In Goodbye to a River, John Graves writes exhaustively about the history of the Brazos River, pointing out places of significance to his readers as he paddles down a section of the river with his weenie dog in 1950’s Texas. He describes episodes where he climbs the banks of the river to explore a spot he remembers from his childhood, or to look for an old cabin that someone mentioned to him some time ago. And in the midst of this, he introduces the idea of going onto nature versus into it. He would say that going onto nature is more transactional: you put this in, you get this out. This is the thirty minute jog, head down on the trail, never looking up to notice the way the clouds are curling. Or it’s making a dramatic climb for the perfect photo on top of a mountain, forgetting to sit quietly and feel a certain sense of insignificance when you recognize just how small you are.
Austin’s Barton Creek Greenbelt, because of how beautiful it is and how many activities it offers (mountain biking, hiking, climbing, swimming), is especially prone to this transactional sort of experience. Moreover, with the amount of people that visit the greenbelt on a nice day, it may be hard to find the solitude that nature requires to feel fully immersed. But the stillness is worth the search. We compiled this list of some of our favorite hammock spots so that you can “go into nature” the way John Graves wrote about it. There’s still plenty of time to swim with your friends at Twin Falls, but sometimes you need the restoration that only solitude in the trees can bring.

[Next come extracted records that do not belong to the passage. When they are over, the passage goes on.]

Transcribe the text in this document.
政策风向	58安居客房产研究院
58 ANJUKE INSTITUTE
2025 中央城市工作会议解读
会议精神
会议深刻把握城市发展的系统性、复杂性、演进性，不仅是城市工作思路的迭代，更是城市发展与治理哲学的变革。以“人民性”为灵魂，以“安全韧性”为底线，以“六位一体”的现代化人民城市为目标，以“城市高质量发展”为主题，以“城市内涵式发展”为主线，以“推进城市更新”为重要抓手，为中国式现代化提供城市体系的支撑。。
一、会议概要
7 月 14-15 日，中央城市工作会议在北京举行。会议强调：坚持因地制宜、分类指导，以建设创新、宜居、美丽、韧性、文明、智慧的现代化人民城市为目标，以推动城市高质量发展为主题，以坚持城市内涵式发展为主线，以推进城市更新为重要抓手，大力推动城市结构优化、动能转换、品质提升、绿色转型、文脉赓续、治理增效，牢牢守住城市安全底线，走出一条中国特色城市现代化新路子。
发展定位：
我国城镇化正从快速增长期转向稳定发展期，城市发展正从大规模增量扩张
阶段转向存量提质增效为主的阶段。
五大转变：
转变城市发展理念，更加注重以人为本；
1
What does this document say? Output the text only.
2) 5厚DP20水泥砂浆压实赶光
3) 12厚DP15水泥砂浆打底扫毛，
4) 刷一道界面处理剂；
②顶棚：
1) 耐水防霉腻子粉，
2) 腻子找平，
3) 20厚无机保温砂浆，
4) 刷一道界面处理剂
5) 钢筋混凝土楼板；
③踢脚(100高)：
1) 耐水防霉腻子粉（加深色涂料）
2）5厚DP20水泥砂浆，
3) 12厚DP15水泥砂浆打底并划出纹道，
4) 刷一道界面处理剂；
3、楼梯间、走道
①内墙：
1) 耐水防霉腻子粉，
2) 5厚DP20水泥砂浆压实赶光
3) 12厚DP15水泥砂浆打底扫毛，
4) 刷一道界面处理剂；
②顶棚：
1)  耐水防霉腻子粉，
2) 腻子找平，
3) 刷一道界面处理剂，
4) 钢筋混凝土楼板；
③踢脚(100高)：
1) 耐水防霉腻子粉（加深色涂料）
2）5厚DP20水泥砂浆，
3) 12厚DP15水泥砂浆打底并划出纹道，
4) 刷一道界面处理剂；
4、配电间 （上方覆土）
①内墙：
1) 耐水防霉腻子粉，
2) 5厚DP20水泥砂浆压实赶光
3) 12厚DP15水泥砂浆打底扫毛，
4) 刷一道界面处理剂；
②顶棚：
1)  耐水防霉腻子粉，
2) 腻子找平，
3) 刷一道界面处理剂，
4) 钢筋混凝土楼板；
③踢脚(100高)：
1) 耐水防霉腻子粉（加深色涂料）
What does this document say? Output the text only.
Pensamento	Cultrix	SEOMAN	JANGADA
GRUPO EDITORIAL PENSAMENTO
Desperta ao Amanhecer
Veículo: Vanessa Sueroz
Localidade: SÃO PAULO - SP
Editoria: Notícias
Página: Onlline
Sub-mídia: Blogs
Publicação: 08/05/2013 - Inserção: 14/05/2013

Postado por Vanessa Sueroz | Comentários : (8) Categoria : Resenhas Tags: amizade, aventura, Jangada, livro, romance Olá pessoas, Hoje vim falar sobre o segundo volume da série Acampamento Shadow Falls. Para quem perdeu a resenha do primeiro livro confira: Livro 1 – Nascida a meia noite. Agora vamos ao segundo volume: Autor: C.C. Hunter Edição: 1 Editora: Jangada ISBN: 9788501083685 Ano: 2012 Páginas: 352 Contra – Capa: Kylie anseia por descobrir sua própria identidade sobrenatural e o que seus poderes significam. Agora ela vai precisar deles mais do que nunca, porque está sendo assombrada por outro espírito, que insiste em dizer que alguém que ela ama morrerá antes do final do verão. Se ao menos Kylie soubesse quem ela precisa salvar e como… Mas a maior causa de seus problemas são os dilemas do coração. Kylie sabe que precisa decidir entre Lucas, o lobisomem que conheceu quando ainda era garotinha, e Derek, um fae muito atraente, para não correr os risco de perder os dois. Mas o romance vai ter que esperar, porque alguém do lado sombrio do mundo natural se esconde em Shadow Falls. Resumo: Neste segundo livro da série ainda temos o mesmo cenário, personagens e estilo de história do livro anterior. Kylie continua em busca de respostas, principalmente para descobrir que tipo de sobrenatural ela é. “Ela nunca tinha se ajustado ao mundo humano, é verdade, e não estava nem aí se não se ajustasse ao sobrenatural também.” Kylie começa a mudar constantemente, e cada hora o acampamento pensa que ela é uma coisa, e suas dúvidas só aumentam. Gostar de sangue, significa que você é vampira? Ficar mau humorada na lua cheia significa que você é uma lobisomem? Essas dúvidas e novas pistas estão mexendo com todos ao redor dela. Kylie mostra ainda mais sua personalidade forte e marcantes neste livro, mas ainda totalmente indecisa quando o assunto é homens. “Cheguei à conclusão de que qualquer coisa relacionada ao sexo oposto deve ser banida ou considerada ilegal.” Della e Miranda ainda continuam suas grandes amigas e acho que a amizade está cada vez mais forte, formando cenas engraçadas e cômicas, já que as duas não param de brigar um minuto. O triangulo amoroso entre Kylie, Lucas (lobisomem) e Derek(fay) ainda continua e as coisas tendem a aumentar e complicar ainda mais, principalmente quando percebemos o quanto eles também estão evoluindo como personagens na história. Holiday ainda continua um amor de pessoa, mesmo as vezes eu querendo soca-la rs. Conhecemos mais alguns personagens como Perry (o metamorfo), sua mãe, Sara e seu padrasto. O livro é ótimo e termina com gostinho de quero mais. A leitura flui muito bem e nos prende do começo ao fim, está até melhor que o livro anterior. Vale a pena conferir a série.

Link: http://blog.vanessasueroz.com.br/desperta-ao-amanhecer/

1. Nameless FallsJust upstream from Sculpture Falls, before you reach Hill of Life or Bench Falls, there are two places where the creek spills over huge limestone boulders, forming lesser, but still incredible falls. When the creek is full, as it is now, the roar of these falls provides the perfect white noise to dive into something by Thoreau or Cheryl Strayed. And while it can be inconvenient to access with the creek so full, the trail on the south side of the creek really lends itself to isolation. Because of the greenbelt access at Mopac and Loop 360, the trail on the north side has much heavier foot traffic with people anxious to see Twin and Sculpture Falls. If you want, you can still park along the road with everyone else, but take the pedestrian/cycling bridge to the other side, and walk down to find the trail. From there, the hike up to these two nameless falls is long, but rewarding. The sycamore trees here offer the perfect anchors for your hammock.
2. Bench Falls Overlook
If you’ve hiked all the way to these nameless falls and on the off chance find that someone has bested you for the perfect hammock spot, head to this overlook for a bird’s eye view of the creek. At the second of the two falls that you come to hiking against the flow of the creek, look for a thin, foot-beaten path opposite the opening in the trees to the falls. It takes some doing to follow this trail up, and caution is definitely advised, but if you stick to the easiest route, there should be no reason to climb any serious rock faces. Step up a few of the big rocks, and look for a trail to the left that leads out onto a limestone ledge. From here you can see the Hill of Life trail and Bench Falls, and the large cedar trees (ashe junipers) make for a perfect hammock spot.
3. Cairn Bridge
Sticking to this same stretch of trail on the south side of the creek, this next spot is much more of an adventure, but with some serious payoff. Just upstream from Sculpture Falls, look for a dry creek bed on the left. Maybe fifteen yards up the creek you’ll find a cave set high on your right, and this will tell you that you’re on the right path. The first time we discovered this place, we found the dry creek bed full of delicately balanced cairns that have since been toppled, presumably due to heavy rains. Still, you’ll likely find a few here and there, letting you know you’re on the right track to the mysterious cairn bridge. Heads up for this hike: there’s not an established trail here. Rather, you have to scramble your way through a creek bed full of rocks that are anxious to trip you up. Also, while we’ve named this odd structure a bridge, walking across it is not advised. Hang your hammock among the cedar trees and admire the quiet and beauty of this mysterious place.
4. Gus Fruh
This next spot isn’t hidden at all, and in fact, you’ve probably walked by it dozens of times. Maybe you’ve even climbed here. Still, it’s worth mentioning that Gus Fruh is an awesome spot to hang a hammock. There’s a certain slowness that climbing requires—a respect for the dangers of the wall and an intimate knowledge of routes often travelled—that seems to fit well into Graves’ definition of “going into nature.” Plus, a well placed hammock offers the perfect position to look up at the wall and watch some of Austin’s incredible climbers at work. Once you’ve seen some of the more advanced climbers on the wall, you’ll have a hard time denying how well they are attuned with this place.
5. Hidden Falls
We’re not giving this last spot away—at least not entirely. We believe the best way to find your favorite place on the Greenbelt is to stumble upon it by chance, which is exactly how we found this location and a few of the others. The pride you feel in discovering something new, even if you know someone has been there before you, is one of the most exhilarating feelings you’ll experience on the trail. There’s a fleeting notion of ownership that overwhelms you as you sit in these hidden places—not a selfish ownership, but rather a desire to steward these places well and make them last for years to come. We’re inviting you to take your Kammok to the most hidden and secluded places on your favorite trail. Find a path you’ve never taken before and see where it leads you. As for this spot, we’ll give you this much: it’s just off the trail somewhere near Bench Falls.